“I may be the problem.” Founder 

“I feel I may be the problem. For one, I am not entirely sure if I am ready to exit.” That line is part of the letter that I shared in my previous article highlighting the mental anguish of a founder (many founders/owners) going through the struggles of passing the baton. The desperation of the 72-year-old founder requires real and concrete answers in order to comfort and allay his fears. It has reached a point where he does not know what to do anymore. We finally got to talk virtually and as I listened to his concerns, I was able to unravel what had been bottling him up for years. Below are excerpts of his questions and the answers I shared.

Question. I want to retire, but I am not ready to let go of power. Is there some sort of structure related to a power-sharing model in the family business? Is this dilemma common among founders or is it just me? I have asked other consultants but they seem to provide me with general answers. I want specific responses and I feel those with real experience like yourself can shed some light on my situation.

Answer. Stop procrastinating. Start the process and embrace a different perspective.

You started the trading business from humble beginnings with nothing. Today you have a diversified group that continues to grow rapidly in size and complexity, expanding into new industries like food and real estate. I am not sure about the shares you have given your children, but I am assuming you have kept the majority of the voting shares. We can discuss ownership succession separately, but let’s talk about the management transformation for now. Gen 2 are all of age and in their 40s; you should be thankful that all three of them are working in the family business.

The first priority, and perhaps the most challenging step, is to change the mindset that has made you successful.

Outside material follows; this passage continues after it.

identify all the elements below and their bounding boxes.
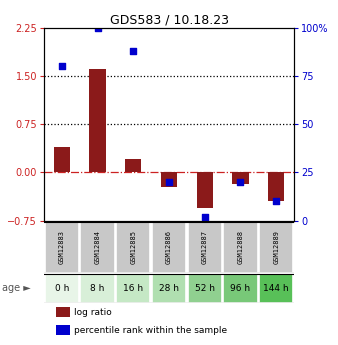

Typically, founders start their businesses from the ground up. Resources were limited, so it was an arduous step-by-step, opportunity-by-opportunity process. In reality, there was no plan when you started the business. Sharing power with your children, albeit difficult, is one of the first steps in beginning the succession journey. Confronting your fears that your children will abuse their newfound power when you hand it to them requires a different perspective. And it starts with trust.

Question. I get what you mean about adopting a different perspective, but where and how do I start?

Answer. Stop mixing business with family; start professionalizing the business.

Mixing both family and business issues is like speeding downhill on a rain-soaked, dangerous zig-zag road using a car with defective brake pads. Having family issues in the business is always full of emotions and contains subjective decision-making. In many cases, it causes internal friction that can compromise scale and growth, usually leading to conflict. Founders must demonstrate that business is always about metrics (sales, debt, quality control, supply chain, margins, returns, etc.), whereas family highlights personal needs, support, and relationships. You must untangle this confusion. Combining both can be a messy transition because emotions are involved. Stop this lousy practice while you are still on top. Business is business, and family is family. Document the rules, clarify the roles and set up a family council to minimize the blur. Set the tone for change and designate the children as co-decision makers so they can define the right time and place for involving the family structure in the business.

Question. How do I plan the process, especially sharing power with my children?

Answer. Stop your day-to-day management of the business. Start planning around major priorities. Document family agreements and establish the rules of engagement.

The time has come for owners like you to start thinking and planning about crafting a family charter and incorporate the transition of empowering and sharing power. I refer to it as planning, empowering and committing to the succession journey, or PEC for short.